METHAMPHETAMINE: HOW IT IS USED AND WHAT ITS EFFECTS ARE

How it is used: Meth can be ingested as pills, but is most commonly snorted, smoked, or injected, and leaves users high far longer than cocaine, crack, and other stimulants. The smokable form, often called “ice” or “crystal meth,” has become increasingly prevalent in the past few years, and causes a very rapid uptake of the drug to the brain.

Street names: Meth, crystal meth, ice, glass, tina, and others, depending on geographic location

How many people use it: In 2005 an estimated 512,000 Americans age 12 or older — 0.2 percent of the U.S. population — had used methamphetamine in the previous month, far fewer than the number who had smoked marijuana (6.0 percent), taken pain relievers such as Vicodin or other prescription drugs for nonmedical use (2.6 percent), or used cocaine (1.0 percent).

Its short-term effects: The drug provides an initial feeling of euphoria, accompanied by increased wakefulness and physical activity and decreased appetite. The “rush” is caused by an abrupt increase in the amount of dopamine produced by the brain’s neurotransmitters. The drug also causes a lack of inhibition and a false sense of control, in some cases causing users to engage in risky sexual or other practices.
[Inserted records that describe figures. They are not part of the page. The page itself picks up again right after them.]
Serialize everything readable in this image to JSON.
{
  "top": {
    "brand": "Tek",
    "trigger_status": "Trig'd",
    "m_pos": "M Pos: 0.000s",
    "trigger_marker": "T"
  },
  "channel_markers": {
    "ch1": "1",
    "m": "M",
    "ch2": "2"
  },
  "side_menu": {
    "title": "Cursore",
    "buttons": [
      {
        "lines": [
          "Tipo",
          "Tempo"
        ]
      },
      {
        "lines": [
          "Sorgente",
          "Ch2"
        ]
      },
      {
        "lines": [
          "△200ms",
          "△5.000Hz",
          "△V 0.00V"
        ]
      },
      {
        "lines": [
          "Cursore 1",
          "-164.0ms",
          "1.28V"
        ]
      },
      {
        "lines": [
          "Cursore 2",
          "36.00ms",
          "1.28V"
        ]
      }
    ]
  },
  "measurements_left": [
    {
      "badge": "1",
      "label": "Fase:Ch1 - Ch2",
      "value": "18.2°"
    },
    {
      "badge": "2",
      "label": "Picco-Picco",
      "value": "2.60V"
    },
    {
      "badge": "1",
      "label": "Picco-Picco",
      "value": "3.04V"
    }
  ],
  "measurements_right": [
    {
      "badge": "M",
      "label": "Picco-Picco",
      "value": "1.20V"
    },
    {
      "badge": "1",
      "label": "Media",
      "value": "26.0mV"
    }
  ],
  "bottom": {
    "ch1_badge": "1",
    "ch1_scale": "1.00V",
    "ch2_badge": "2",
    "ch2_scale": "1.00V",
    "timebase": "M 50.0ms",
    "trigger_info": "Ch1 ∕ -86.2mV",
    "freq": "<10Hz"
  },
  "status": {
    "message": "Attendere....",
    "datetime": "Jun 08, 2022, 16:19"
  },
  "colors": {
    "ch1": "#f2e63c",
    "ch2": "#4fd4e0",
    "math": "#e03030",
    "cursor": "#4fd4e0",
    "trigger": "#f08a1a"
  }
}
Its long-term effects: The drug shuts down the pleasure receptors of chronic users’ brains, causing depression and the need for larger doses of the drug to feel “normal.” Habitual use can lead to obsessive-compulsive behavior and hallucinations, such as a sensation that parasites are crawling under the user’s skin. Long-term use can also lead to further psychotic and aggressive behavior, paranoia, and heart and neurological damage.
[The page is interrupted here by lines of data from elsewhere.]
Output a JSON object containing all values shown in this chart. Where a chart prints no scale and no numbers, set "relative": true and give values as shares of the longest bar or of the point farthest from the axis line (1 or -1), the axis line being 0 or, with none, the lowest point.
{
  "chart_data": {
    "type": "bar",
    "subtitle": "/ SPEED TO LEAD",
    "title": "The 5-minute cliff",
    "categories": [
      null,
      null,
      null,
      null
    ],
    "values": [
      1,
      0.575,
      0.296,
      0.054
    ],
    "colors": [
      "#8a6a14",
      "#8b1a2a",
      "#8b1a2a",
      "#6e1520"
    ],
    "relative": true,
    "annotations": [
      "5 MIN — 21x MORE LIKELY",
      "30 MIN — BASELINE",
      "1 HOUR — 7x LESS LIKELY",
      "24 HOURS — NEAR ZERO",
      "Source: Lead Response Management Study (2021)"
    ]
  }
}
Treatment options: Although no medications specifically help people kick their methamphetamine addictions, government-sponsored medical trials are testing whether the antidepressant bupropion and other medications could be effective. Comprehensive behavioral approaches — such as the Matrix Model, which includes therapy, family education, individual counseling, 12-step support, drug testing, and other approaches — have proven effective. But successful treatment takes far longer than traditional 28-day recovery programs used to treat other drug addictions, experts say.

Environmental and public-health concerns: Each pound of methamphetamine produces five to six pounds of toxic waste, experts say. All items in a meth lab must be specially decontaminated, and the residue of the chemicals used to produce meth linger indefinitely, causing potential health problems for anybody who lives in a house or other locale where meth has been produced.